At the inquest, Brian Bird, the older brother of both the gunman and his first victim, David Bird, spoke of a "normal" childhood, doing "all the things kids usually do".

Derrick Bird went on to have two sons with Linda Mills.

The pair lived together but never married, and split up during the 1990s.

However, he maintained contact with the children and was an involved father, collecting them from school and doing activities with them.

Not long before the shootings he had become a grandfather for the first time and Graeme Bird, his oldest son, told the inquest he was a fond grandfather.

But it was also in the run-up to the shootings that he was described by family members as "starting to lose the plot".

While he was living with Ms Mills, he worked as a joiner in Sellafield but resigned in 1990 following an allegation of theft.

According to Ms Mills he was for a time extremely concerned that it would result in a jail term, though, in the event, he received a suspended sentence.

And it was a fear of going to jail, this time over tax arrears, that a number of witnesses highlighted.

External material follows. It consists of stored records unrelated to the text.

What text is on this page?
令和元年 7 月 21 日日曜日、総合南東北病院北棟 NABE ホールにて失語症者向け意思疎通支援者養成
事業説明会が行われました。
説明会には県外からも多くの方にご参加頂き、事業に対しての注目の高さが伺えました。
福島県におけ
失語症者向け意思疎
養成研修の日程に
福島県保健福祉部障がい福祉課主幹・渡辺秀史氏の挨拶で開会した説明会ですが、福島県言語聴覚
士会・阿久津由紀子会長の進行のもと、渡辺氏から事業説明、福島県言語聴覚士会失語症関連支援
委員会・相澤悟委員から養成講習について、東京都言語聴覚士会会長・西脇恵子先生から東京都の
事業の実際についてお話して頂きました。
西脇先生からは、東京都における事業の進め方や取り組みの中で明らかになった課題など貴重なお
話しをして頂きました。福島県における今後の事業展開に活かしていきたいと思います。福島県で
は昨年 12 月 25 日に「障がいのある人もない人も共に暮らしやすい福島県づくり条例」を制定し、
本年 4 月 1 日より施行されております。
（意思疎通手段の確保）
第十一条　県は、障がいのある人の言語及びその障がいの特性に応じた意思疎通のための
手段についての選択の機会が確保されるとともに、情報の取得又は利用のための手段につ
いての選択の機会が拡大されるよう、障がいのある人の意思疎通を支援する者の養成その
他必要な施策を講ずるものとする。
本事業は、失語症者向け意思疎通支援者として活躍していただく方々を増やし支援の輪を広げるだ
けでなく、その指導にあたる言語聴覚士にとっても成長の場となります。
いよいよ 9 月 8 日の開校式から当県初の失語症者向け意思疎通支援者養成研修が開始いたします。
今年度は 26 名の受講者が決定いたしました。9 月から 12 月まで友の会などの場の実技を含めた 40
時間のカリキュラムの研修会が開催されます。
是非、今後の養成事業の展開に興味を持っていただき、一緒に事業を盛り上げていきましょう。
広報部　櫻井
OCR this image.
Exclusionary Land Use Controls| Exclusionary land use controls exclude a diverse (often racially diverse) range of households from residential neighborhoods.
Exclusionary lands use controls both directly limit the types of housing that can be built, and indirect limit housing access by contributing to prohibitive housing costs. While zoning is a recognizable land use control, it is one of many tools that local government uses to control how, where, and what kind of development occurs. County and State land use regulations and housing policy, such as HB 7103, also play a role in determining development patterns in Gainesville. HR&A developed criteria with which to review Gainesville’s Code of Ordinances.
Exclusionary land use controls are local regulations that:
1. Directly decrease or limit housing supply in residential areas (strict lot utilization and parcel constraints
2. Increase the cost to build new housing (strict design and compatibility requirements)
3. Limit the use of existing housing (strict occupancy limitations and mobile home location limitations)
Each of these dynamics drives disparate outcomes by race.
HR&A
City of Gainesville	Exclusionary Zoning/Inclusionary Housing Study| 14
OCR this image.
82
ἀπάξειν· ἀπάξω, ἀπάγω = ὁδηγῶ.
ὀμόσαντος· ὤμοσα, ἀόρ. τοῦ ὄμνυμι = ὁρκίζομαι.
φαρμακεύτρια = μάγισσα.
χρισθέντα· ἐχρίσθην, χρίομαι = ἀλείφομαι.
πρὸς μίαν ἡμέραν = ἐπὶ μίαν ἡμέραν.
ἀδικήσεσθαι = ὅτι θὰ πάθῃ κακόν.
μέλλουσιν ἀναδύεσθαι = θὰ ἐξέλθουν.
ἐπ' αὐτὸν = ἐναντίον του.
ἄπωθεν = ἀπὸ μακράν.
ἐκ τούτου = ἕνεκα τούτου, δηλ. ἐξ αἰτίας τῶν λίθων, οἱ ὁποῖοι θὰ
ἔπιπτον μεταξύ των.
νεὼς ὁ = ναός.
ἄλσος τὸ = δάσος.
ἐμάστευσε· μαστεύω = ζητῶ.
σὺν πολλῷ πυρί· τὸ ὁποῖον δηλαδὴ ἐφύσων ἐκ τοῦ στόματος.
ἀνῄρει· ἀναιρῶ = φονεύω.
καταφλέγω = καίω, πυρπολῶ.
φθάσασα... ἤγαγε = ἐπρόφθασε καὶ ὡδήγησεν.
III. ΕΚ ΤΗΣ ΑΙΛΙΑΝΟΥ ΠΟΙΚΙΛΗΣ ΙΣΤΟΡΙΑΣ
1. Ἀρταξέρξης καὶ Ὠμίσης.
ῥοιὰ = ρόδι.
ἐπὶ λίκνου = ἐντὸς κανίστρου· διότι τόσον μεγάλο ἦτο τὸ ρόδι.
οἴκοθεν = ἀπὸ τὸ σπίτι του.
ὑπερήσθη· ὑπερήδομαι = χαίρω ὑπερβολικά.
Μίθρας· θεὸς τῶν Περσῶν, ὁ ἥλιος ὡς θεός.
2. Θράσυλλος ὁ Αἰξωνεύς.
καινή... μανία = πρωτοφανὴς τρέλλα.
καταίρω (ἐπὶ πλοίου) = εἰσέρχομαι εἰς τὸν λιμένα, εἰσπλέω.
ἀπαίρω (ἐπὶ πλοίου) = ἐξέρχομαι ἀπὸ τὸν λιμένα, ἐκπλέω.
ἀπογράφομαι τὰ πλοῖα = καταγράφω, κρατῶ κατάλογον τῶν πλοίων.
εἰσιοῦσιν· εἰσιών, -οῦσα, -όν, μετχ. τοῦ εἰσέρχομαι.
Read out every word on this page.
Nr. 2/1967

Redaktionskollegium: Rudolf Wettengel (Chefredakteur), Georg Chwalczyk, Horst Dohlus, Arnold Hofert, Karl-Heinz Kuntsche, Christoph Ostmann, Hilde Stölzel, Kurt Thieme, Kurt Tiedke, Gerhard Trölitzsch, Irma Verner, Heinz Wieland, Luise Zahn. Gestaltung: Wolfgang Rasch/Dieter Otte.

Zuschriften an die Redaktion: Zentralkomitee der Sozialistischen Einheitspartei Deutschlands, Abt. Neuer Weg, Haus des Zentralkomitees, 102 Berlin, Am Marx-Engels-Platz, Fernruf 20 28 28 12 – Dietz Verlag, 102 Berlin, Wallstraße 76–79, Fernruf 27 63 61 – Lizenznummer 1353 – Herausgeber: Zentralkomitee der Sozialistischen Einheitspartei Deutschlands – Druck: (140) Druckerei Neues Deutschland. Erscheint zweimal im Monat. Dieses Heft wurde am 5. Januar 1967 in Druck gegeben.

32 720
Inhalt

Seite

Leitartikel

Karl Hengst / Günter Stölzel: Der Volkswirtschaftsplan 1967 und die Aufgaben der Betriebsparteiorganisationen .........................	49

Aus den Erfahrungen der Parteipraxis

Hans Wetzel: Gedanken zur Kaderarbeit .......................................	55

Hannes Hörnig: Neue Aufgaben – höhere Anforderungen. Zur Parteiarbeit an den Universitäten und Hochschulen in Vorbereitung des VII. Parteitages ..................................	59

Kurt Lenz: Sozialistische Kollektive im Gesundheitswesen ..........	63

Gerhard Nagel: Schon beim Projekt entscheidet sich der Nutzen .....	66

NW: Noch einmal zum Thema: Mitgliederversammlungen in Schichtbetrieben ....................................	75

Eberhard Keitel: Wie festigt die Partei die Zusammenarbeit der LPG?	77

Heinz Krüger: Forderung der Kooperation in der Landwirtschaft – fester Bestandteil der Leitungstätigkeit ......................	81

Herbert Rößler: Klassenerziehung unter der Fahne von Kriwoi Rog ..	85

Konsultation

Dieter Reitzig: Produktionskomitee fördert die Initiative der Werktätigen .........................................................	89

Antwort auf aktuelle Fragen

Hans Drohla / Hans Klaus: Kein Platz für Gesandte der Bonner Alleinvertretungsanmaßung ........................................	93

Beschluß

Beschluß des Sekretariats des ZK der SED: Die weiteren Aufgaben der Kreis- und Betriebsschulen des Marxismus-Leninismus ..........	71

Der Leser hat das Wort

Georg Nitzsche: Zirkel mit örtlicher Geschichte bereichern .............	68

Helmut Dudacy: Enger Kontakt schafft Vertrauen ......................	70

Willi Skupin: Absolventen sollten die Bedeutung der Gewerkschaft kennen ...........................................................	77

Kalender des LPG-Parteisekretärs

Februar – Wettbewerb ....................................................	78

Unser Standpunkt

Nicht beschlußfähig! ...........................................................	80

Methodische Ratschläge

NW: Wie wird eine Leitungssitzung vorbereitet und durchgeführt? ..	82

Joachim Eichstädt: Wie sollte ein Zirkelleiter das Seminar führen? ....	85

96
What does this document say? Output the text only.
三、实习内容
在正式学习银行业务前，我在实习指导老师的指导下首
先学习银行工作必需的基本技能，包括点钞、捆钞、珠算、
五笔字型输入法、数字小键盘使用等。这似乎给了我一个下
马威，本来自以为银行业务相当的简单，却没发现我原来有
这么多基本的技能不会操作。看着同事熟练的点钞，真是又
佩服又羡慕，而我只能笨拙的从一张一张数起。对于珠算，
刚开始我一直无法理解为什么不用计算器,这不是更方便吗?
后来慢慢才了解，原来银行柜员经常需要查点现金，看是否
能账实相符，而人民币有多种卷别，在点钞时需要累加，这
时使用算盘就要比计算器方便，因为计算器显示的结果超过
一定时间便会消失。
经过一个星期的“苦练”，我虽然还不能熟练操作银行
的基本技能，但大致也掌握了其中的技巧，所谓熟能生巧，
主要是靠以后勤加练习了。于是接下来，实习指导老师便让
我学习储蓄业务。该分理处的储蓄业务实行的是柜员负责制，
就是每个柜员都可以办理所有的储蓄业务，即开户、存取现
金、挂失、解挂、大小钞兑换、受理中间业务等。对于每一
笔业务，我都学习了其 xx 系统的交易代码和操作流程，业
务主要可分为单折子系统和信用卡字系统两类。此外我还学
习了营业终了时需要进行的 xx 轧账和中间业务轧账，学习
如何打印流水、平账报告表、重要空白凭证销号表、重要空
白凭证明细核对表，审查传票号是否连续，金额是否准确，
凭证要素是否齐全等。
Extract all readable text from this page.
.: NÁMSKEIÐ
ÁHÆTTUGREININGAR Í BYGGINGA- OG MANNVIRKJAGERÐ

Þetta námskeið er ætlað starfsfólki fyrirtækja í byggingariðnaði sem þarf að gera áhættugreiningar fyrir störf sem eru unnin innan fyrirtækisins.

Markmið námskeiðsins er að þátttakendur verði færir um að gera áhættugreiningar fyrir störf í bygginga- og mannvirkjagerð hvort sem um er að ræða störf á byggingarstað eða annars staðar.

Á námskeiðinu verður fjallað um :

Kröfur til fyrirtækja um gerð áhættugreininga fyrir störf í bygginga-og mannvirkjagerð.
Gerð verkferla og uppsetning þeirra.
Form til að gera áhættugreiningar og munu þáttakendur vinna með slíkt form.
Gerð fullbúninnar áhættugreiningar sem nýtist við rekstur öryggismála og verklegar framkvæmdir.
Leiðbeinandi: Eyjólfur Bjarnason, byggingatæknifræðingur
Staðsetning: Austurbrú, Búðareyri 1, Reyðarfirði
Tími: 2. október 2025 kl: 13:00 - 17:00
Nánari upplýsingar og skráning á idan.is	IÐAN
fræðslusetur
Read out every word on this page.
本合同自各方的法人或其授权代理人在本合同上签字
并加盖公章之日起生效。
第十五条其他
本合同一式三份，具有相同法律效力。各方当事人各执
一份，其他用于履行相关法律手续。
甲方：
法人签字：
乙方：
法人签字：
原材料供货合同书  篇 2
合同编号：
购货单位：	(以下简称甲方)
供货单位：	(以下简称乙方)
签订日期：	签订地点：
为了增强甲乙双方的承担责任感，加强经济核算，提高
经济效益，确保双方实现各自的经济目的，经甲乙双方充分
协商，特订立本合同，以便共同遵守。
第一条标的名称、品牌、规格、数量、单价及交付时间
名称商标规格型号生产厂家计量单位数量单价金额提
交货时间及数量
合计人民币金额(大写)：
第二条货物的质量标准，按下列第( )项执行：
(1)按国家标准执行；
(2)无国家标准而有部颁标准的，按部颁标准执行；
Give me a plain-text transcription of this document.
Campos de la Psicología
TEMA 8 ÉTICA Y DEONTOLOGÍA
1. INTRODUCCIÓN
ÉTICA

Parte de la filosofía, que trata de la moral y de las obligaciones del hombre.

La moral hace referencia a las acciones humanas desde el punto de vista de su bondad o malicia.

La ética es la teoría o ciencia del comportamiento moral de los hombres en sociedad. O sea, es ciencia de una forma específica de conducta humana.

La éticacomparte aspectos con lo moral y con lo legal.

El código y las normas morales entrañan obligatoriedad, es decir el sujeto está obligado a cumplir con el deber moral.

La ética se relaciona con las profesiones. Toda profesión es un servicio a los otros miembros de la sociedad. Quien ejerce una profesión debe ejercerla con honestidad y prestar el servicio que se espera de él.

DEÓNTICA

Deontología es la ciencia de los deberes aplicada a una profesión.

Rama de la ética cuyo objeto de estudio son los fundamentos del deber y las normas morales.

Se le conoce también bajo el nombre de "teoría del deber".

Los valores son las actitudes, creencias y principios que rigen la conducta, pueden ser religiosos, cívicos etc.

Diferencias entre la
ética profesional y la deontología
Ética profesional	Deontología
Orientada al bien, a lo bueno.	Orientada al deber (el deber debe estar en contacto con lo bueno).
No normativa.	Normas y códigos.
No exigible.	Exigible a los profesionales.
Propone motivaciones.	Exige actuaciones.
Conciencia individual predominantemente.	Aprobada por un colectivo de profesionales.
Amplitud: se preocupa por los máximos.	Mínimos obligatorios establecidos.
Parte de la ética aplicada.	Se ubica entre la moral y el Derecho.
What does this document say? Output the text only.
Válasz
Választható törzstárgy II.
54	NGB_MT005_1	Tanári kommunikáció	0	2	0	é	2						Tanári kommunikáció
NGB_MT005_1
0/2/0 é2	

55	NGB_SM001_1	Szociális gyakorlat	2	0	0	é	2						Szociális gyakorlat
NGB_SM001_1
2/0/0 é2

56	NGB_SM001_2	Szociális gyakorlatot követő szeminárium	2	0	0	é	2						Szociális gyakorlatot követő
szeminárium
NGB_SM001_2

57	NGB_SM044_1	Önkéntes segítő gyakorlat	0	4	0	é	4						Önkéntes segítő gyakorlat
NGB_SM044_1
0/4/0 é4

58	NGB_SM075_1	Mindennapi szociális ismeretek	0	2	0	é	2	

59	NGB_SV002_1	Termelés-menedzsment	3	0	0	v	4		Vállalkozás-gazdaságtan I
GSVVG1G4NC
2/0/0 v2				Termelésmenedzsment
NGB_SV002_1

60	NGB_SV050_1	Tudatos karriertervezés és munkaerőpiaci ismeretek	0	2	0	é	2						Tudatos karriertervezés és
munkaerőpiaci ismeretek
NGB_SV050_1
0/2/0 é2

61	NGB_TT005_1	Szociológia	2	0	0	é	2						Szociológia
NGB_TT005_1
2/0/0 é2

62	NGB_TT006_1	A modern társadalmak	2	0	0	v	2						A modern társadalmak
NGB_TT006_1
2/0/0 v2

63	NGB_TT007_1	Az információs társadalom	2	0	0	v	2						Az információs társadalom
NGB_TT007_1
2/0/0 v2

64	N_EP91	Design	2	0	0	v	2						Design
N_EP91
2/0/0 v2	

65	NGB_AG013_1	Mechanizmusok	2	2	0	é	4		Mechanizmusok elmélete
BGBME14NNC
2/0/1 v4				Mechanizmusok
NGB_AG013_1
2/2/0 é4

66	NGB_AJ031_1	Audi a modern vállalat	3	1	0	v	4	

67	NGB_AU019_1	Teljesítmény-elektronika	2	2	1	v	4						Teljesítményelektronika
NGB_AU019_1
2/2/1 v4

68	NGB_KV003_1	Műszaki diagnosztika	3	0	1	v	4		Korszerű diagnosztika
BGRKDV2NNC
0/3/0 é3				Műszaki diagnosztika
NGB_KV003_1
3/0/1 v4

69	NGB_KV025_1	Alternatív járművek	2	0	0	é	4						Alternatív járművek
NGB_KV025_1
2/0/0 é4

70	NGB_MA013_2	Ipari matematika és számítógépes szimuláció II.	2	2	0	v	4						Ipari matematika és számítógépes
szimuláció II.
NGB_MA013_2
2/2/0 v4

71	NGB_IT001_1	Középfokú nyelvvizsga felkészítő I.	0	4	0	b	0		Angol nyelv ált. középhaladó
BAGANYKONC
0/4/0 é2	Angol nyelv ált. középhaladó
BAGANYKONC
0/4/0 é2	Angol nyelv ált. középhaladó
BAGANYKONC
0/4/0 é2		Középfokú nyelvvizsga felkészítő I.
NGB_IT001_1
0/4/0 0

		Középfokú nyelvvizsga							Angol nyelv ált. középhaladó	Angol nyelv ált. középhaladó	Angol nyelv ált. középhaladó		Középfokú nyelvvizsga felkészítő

Image caption CCTV image of Bird driving around Whitehaven

He had sought the help of his twin brother and a solicitor friend, but according to his friend, Neil Jacques, became convinced they were in "cahoots" against him.

Peter McLean, a scuba-diving friend, told of Bird saying, about a month before the shootings: "Whitehaven will be as famous as Dunblane, you'll see soon enough".

The inquest was also told he was being "wound up" by taxi driving colleagues, who he felt were playing practical jokes on him, or jumping the queue while waiting for customers.

Yet fellow cabbie Don Reid, whom he shot and injured, said he never had a problem with Bird.

"The only thing he has done against me is shoot me in the back," he said.

After his death, police examined Bird's computer, and found it contained no documents or family photographs, but was used mainly to access to extreme pornography sites.

The final reported sighting of Bird was of him walking towards woods looking "dejected and hunched-shouldered", and carrying the rifle.